Hello everyone, I am a Computer science college student and new to radiomics and medical science.
I want to build a radiomics feature-based classifier. I have to take CT scans Dicom images.
Firstly, I found a dataset NSCLC-Radiomics NSCLC-Radiomics - The Cancer Imaging Archive (TCIA) Public Access - Cancer Imaging Archive Wiki, where they labeled different regions of the body like left and right lung, esophagus, spine, and the abnormal tissue that is a tumor itself. From all these segments I choose the tumor segmentation and calculated the features. But these features are for Cancer patients only. For the non-cancer, I was unable to understand the ROI. Obviously, the non-cancer CT scan can’t have an ROI.
Is it possible to classify cancer and non-cancer patient with radiomics? If yes, then what about the ROI for the non-cancer patient? And the relevant dataset to do so.
After long research, I came across the dataset Data from The Lung Image Database Consortium (LIDC) and Image Database Resource Initiative (IDRI): A completed reference database of lung nodules on CT scans (LIDC-IDRI)
Data from The Lung Image Database Consortium (LIDC) and Image Database Resource Initiative (IDRI): A completed reference database of lung nodules on CT scans (LIDC-IDRI) - The Cancer Imaging Archive (TCIA) Public Access - Cancer Imaging Archive Wiki, where they mentioned that they have classified the nodules(abnormal tissue) based on their size. I read in their article The Lung Image Database Consortium (LIDC) and Image Database Resource Initiative (IDRI): A Completed Reference Database of Lung Nodules on CT Scans - PMC
The Database contains 7371 lesions marked “nodule” by at least one radiologist. 2669 of these lesions were marked “nodule≥3 mm” by at least one radiologist, of which 928 (34.7%) received such marks from all four radiologists. These 2669 lesions include nodule outlines and subjective nodule characteristic ratings.
and they scaled the nodule size from 1-5, (1,2 for small-size nodules, I will call them non-cancer, and 4,5 for large-size nodules, which I’ll treat as Cancer Data).

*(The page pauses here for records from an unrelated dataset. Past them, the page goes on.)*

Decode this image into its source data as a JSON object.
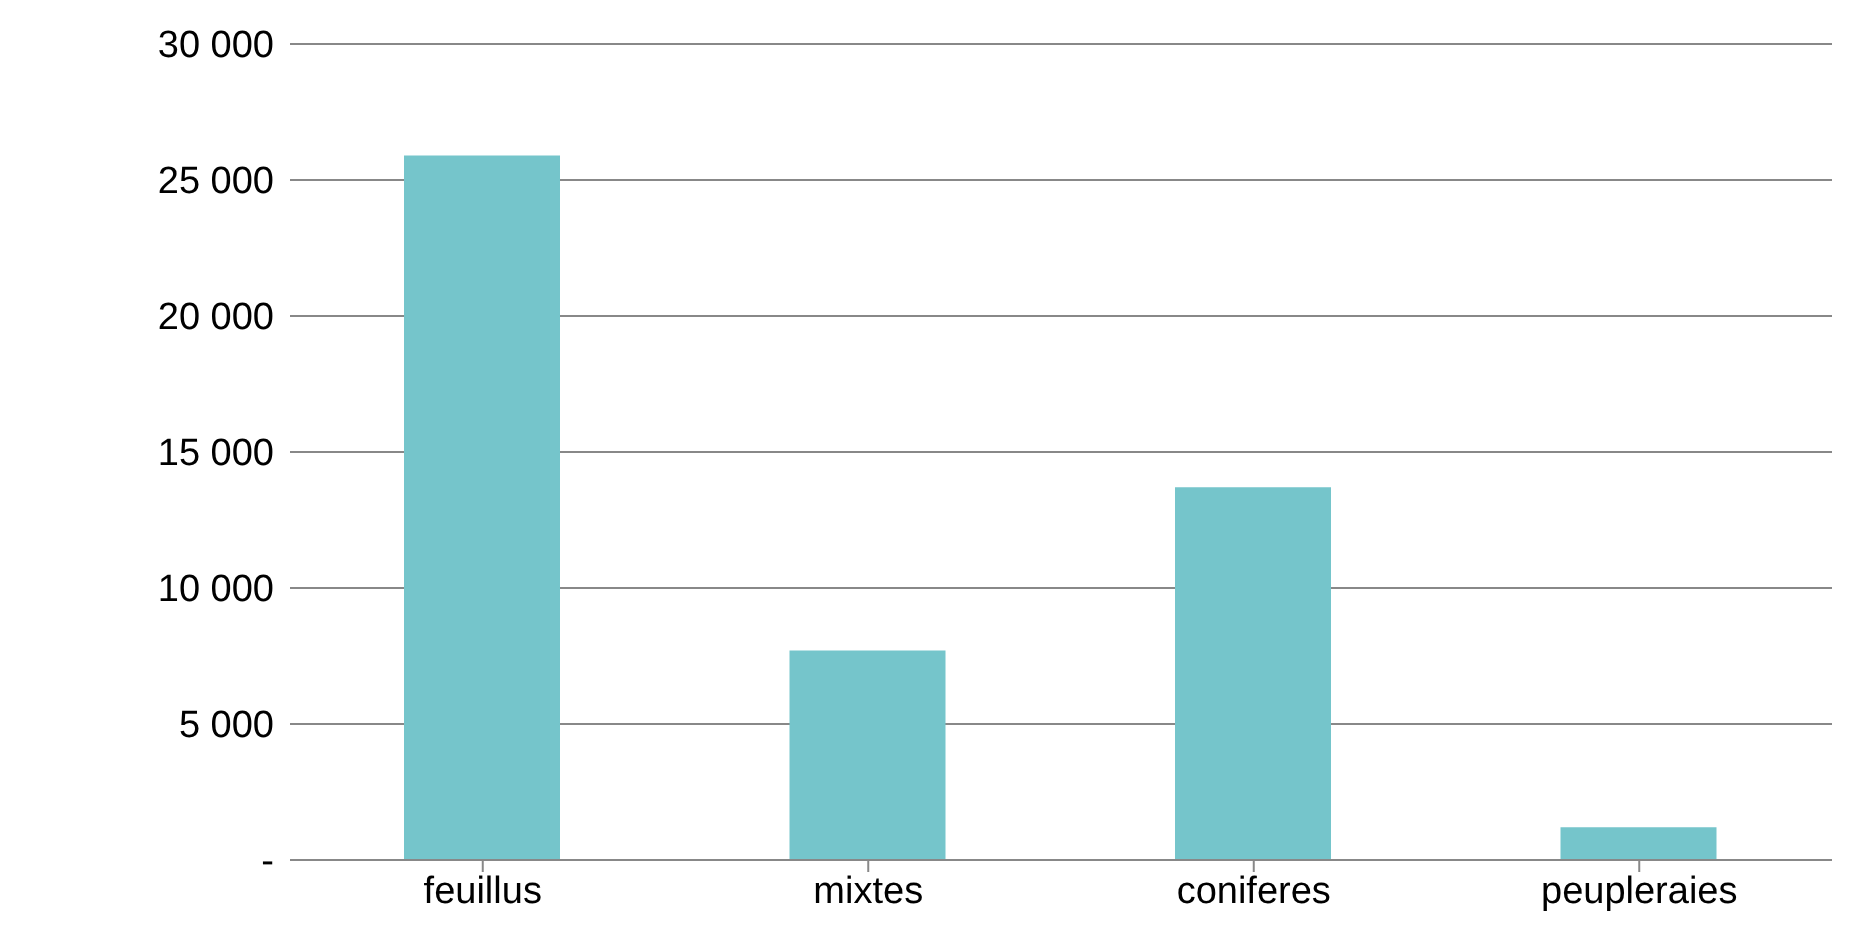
{
  "chart_data": {
    "type": "bar",
    "categories": [
      "feuillus",
      "mixtes",
      "coniferes",
      "peupleraies"
    ],
    "values": [
      25900,
      7700,
      13700,
      1200
    ],
    "color": "#75c5cb",
    "ylim": [
      0,
      30000
    ],
    "yticks": [
      {
        "value": 0,
        "label": "-"
      },
      {
        "value": 5000,
        "label": "5 000"
      },
      {
        "value": 10000,
        "label": "10 000"
      },
      {
        "value": 15000,
        "label": "15 000"
      },
      {
        "value": 20000,
        "label": "20 000"
      },
      {
        "value": 25000,
        "label": "25 000"
      },
      {
        "value": 30000,
        "label": "30 000"
      }
    ],
    "grid": "y"
  }
}
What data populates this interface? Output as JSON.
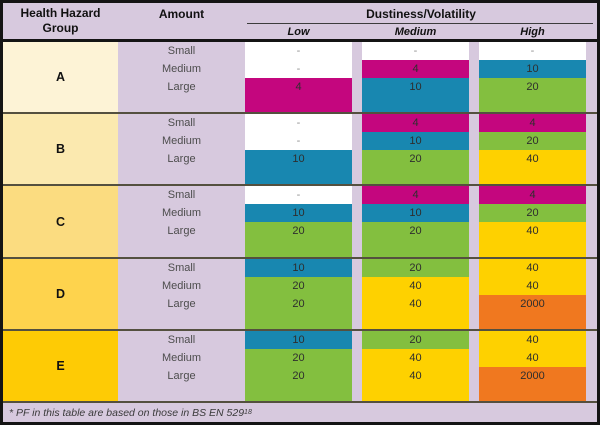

I hoped that finally I found the right dataset but the dataset is so confusing.
I used their python package pylidc for preprocessing. After compiling it, I got multiple NumPy arrays which I don’t know how to use in pyradiomics.
They only accept that image with its mask. It is so confusing for me.
I don’t know whether to find a dataset to do so. I have spent almost a month reading about it. I have tried many datasets but found nothing relevant to my project. I really need help regarding this.